A bang came from the other side of the door. Maybe bang was an overstatement. It was a light sound that was barely audible. Annie was too cold and scared to risk any sound louder than that. Chris and Cindy just about heard it and decided it was time to cut their conversation off. 

"I'll go talk to Alex, with both of us on his ass he'll do something," Chris reassured. They both knew he wouldn't let her go. That was out of the question. Maybe make her warmer with a more comfortable bed. That was their hope. 

"He won't let her go." Cindy frowned. Usually, innocents didn't matter to her, however, Annie wasn't any innocent. With the others Cindy hadn't watched them grow, she had no connection with them. Annie was different. At one point Annie was almost her sister. The person she had grown up with, together they had grown and evolved. 

"He'll do something," Chris repeated. It was a small glimmer of hope that allowed Cindy a little bit more confidence. Just enough to walk back into that cell and tell Annie about her gambling-addicted brother who had caused her capture. Although that wouldn't make it easy. As children, Annie idolized her brother. Now that hero, the boy she relied on, had become a man that forced her into the lines of danger. Cindy wouldn't let anything happen to her, she would absorb the role of Annie's protector.

When Cindy walked back in, Annie had the warm blanket over her legs and was wearing Cindy's clothes. They looked too big on her, Cindy wasn't a fat woman, she just had more muscle than Annie making their clothing size different. Cindy moved to sit next to her friend, the hard bed would soon make her butt go numb, the warm blanket just about faught the cold. It would do for now. 

"What does my brother have to do with this?" Annie asked, now looking at Cindy who felt the heavyweight of guilt pull at her soul. The soul she thought had died with Kate. 

"Annie, I need you to promise that you'll believe me," Cindy said softly as if Annie was a timid little animal likely to run away. Annie nodded, Cindy had no reason to lie. They hadn't seen each other in years, and technically her holder Cindy didn't need to tell her anything. "Jack is a gambling addict. You remember Alexander, right?" Annie lightly nodded, though she still refused to accept that Alexander was her capture, she refused to accept the little boy she had loved all these years was not so cold and dangerous. "Well, Jack owes Alex a lot of money. In order to get Jack to pay up Alex threatened you. Obviously he didn't pay." Annie's mind swirled. It twist and turned until it was nothing but a knot of thoughts. A web of something she couldn't even call lies. The day of Jack in her office returned, she tried to find some sign of a confession. Maybe him showing up was his confession. She blamed herself. She should've seen, should've tried. Should've. Would've. Could've.

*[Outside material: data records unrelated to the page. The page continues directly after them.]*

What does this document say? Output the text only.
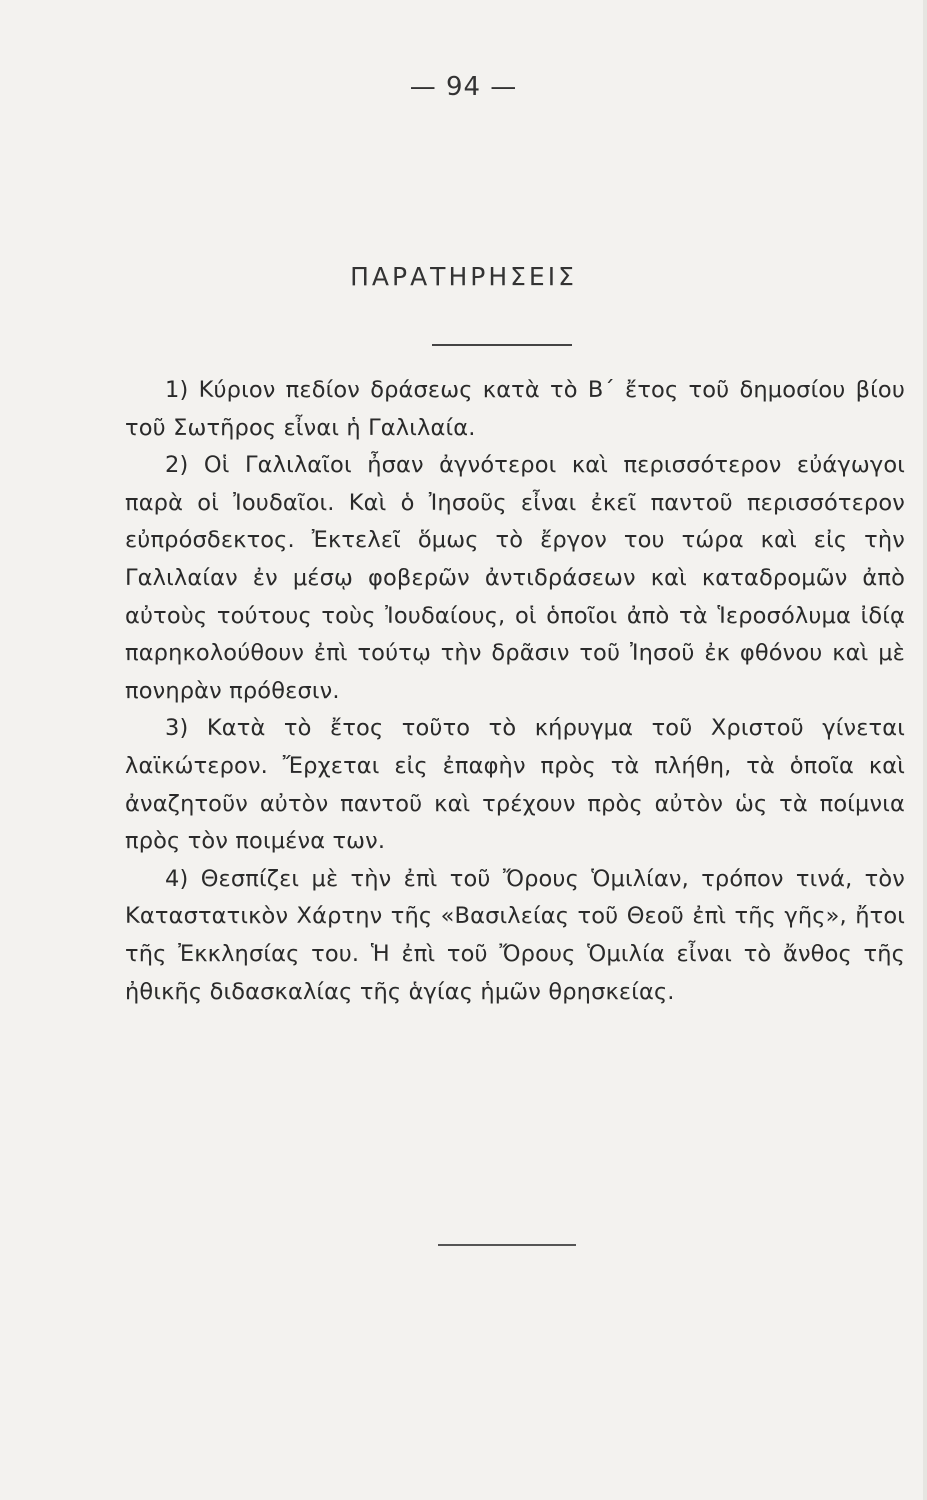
— 94 —
ΠΑΡΑΤΗΡΗΣΕΙΣ

1) Κύριον πεδίον δράσεως κατὰ τὸ Β΄ ἔτος τοῦ δημοσίου βίου τοῦ Σωτῆρος εἶναι ἡ Γαλιλαία.

2) Οἱ Γαλιλαῖοι ἦσαν ἀγνότεροι καὶ περισσότερον εὐάγωγοι παρὰ οἱ Ἰουδαῖοι. Καὶ ὁ Ἰησοῦς εἶναι ἐκεῖ παντοῦ περισσότερον εὐπρόσδεκτος. Ἐκτελεῖ ὅμως τὸ ἔργον του τώρα καὶ εἰς τὴν Γαλιλαίαν ἐν μέσῳ φοβερῶν ἀντιδράσεων καὶ καταδρομῶν ἀπὸ αὐτοὺς τούτους τοὺς Ἰουδαίους, οἱ ὁποῖοι ἀπὸ τὰ Ἱεροσόλυμα ἰδίᾳ παρηκολούθουν ἐπὶ τούτῳ τὴν δρᾶσιν τοῦ Ἰησοῦ ἐκ φθόνου καὶ μὲ πονηρὰν πρόθεσιν.

3) Κατὰ τὸ ἔτος τοῦτο τὸ κήρυγμα τοῦ Χριστοῦ γίνεται λαϊκώτερον. Ἔρχεται εἰς ἐπαφὴν πρὸς τὰ πλήθη, τὰ ὁποῖα καὶ ἀναζητοῦν αὐτὸν παντοῦ καὶ τρέχουν πρὸς αὐτὸν ὡς τὰ ποίμνια πρὸς τὸν ποιμένα των.

4) Θεσπίζει μὲ τὴν ἐπὶ τοῦ Ὄρους Ὁμιλίαν, τρόπον τινά, τὸν Καταστατικὸν Χάρτην τῆς «Βασιλείας τοῦ Θεοῦ ἐπὶ τῆς γῆς», ἤτοι τῆς Ἐκκλησίας του. Ἡ ἐπὶ τοῦ Ὄρους Ὁμιλία εἶναι τὸ ἄνθος τῆς ἠθικῆς διδασκαλίας τῆς ἁγίας ἡμῶν θρησκείας.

All just hypertheticals that a cannot be tested or changed. 

"Are you sure?" Annie asked softly, a single tear rolling down her face. Cindy nodded. Self blame, self hatred, self reflection, swirled through her. Cindy could almost see it. 

"It's not your fault." Cindy reassures. Another tear fell down Annie's face and then another and another, until they refused to stop. 

"He's my brother. Of course it's my fault." Annie pulled her knees up to her chest and burried her head in her legs. She wanted the world to stop. To pause. This had been what she wanted, wasn't it? Adventure? Danger? Yet, this wasn't a story she could romanticise. This wasn't a story she could pause or put down. She was stuck living inside a movie. A movie she could see no end to.